What model can I use to describe the following time-series? I'm wondering if someone might be able to help me locate an appropriate model for the following two time-series (the cyan and blue one, the reds are rolling means).

I'm looking more for a general direction based on the attributes of the data rather than a "use this" answer. Otherwise I'll learn less. Though all assistance is welcome. 
 A: It helps to know what the data is, but you might first consider adjusting them for seasonality effects. Using the rolling mean as a proxy for what the seasonally adjusted series might look like, I would test the two time series for cointegration since it looks like they could share a common trend (alternately, it could just be the result of strong correlation). This would suggest an error correction model or vector autoregression might be a good initial estimation strategy.
A: A possible option that has not been mentioned yet is to try to fit a type of univariate time-series model called an ARIMA model. Without being able to investigate the data further, I cannot say specifically which ARIMA would be appropriate for this data, nevertheless, ARIMA is an option worth considering. The only thing I could say is that it does look as though some degree of differencing would be required to induce stationarity (for both series).

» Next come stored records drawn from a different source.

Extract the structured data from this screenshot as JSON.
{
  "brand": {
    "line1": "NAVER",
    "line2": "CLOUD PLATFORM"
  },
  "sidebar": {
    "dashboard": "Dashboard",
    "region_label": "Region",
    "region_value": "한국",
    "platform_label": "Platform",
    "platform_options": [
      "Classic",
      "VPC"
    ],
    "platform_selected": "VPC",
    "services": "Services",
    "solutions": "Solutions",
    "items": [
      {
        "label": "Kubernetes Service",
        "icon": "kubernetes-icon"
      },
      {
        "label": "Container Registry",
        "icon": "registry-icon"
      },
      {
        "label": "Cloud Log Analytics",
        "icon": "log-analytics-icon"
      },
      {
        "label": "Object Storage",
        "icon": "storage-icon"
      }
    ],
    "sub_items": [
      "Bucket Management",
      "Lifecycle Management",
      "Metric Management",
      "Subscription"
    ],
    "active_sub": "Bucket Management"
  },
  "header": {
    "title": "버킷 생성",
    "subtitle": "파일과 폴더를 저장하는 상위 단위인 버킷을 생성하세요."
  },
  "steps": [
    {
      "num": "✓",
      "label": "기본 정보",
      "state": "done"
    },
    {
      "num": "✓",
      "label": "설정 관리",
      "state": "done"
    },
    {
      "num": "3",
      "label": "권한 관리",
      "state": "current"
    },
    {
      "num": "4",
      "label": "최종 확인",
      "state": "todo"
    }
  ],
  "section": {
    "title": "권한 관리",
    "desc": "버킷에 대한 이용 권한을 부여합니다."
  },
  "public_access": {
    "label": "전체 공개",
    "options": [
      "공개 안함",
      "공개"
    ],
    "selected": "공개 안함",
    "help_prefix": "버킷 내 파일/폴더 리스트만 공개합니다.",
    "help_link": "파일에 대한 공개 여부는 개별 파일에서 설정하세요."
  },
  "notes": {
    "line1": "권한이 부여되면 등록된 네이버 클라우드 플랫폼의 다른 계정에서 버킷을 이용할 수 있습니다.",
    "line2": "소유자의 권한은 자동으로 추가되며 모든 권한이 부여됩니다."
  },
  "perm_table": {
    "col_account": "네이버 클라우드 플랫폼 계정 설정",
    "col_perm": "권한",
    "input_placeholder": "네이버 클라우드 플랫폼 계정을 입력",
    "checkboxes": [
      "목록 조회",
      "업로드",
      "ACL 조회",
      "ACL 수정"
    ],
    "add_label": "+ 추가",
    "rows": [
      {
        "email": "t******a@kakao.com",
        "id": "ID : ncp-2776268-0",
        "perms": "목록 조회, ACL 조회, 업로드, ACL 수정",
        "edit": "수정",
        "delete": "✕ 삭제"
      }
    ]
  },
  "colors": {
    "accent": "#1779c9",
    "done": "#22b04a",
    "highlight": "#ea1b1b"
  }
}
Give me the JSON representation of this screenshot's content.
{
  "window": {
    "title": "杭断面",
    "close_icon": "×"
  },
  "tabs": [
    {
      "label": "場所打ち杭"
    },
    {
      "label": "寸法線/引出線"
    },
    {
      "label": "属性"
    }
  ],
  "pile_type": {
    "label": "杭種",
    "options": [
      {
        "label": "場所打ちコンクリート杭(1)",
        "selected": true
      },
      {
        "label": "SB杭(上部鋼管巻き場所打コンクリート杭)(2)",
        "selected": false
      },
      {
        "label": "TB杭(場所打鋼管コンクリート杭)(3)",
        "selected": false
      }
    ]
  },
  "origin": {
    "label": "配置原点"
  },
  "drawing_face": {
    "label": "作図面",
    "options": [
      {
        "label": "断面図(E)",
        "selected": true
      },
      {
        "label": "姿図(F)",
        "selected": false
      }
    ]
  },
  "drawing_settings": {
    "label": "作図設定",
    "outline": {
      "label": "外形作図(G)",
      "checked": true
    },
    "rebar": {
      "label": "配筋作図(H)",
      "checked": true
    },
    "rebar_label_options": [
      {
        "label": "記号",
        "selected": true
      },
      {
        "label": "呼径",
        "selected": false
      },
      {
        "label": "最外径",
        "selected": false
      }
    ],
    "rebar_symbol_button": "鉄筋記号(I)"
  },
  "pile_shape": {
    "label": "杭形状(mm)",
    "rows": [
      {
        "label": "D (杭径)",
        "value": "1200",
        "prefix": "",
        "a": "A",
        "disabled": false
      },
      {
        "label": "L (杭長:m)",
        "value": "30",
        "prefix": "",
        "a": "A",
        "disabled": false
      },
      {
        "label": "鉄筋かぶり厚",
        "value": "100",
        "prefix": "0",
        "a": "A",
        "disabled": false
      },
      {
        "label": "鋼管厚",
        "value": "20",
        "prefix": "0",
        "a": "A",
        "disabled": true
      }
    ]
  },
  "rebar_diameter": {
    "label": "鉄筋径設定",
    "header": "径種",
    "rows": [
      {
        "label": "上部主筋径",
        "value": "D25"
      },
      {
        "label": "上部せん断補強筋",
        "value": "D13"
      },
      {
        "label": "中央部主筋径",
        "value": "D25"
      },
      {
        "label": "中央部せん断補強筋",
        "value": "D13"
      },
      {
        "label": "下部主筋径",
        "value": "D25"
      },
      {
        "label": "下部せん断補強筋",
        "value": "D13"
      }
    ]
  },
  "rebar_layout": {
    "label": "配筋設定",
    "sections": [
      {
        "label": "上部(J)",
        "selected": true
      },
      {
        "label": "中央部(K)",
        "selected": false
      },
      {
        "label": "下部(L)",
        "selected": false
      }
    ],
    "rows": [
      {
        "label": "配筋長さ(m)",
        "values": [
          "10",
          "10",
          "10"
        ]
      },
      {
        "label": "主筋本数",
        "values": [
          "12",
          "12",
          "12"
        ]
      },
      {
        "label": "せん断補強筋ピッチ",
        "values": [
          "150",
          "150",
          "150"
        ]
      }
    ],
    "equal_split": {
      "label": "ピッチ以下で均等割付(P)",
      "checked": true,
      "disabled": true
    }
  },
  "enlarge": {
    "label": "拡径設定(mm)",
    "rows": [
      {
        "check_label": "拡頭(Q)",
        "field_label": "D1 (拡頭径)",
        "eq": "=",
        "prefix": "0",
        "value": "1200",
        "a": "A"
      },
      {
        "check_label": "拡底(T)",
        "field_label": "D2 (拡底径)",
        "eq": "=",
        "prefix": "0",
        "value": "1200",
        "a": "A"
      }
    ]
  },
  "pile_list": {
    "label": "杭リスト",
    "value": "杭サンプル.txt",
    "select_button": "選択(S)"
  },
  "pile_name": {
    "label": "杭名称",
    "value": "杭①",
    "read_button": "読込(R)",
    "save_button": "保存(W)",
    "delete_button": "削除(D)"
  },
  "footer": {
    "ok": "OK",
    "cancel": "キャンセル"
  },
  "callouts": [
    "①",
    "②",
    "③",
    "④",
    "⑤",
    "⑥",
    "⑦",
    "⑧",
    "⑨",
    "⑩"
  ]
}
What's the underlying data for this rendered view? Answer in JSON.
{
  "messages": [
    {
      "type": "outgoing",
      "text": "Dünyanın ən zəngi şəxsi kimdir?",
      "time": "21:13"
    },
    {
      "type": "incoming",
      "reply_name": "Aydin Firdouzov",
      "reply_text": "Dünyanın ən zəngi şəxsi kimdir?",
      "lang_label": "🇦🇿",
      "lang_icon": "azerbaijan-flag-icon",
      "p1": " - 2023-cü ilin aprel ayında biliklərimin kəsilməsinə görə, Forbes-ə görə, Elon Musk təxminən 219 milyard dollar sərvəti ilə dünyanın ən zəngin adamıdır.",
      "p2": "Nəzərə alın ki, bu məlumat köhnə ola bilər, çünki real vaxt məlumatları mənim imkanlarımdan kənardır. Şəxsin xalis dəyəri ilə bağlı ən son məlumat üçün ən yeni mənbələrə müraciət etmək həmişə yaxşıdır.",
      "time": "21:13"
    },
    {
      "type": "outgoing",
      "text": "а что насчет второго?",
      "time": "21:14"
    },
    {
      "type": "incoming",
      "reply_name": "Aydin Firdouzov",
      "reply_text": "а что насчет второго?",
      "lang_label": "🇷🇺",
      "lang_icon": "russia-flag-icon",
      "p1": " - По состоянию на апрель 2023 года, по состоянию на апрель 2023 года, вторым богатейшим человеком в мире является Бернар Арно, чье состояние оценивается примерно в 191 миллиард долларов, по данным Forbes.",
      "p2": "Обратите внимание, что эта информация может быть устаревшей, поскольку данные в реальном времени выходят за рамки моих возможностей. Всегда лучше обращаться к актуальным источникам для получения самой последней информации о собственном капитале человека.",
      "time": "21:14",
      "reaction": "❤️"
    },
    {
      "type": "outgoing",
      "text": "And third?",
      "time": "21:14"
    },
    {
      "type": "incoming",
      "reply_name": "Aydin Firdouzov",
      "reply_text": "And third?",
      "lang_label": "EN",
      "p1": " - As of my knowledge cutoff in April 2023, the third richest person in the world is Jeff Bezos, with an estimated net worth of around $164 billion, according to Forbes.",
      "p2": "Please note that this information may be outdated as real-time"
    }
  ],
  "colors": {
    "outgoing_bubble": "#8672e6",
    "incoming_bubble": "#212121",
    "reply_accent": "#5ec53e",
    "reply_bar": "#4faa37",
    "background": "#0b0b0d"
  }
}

Testing for cointegration, as already mentioned, looks like a good idea. Keep in mind that even if the two series are not cointegrated, you can still use a VAR (rather than a (vector) error correction model (VECM)).
I haven't said which particular model will fit this data (very difficult to answer without having the data!), but I have provided you with three classes of models that are worth investigating. There's actually a lot in that.
A: I would suggest that you peruse this inside-R thread. It has R code, and on the face of it, your problem and that outlined in the link seem similar.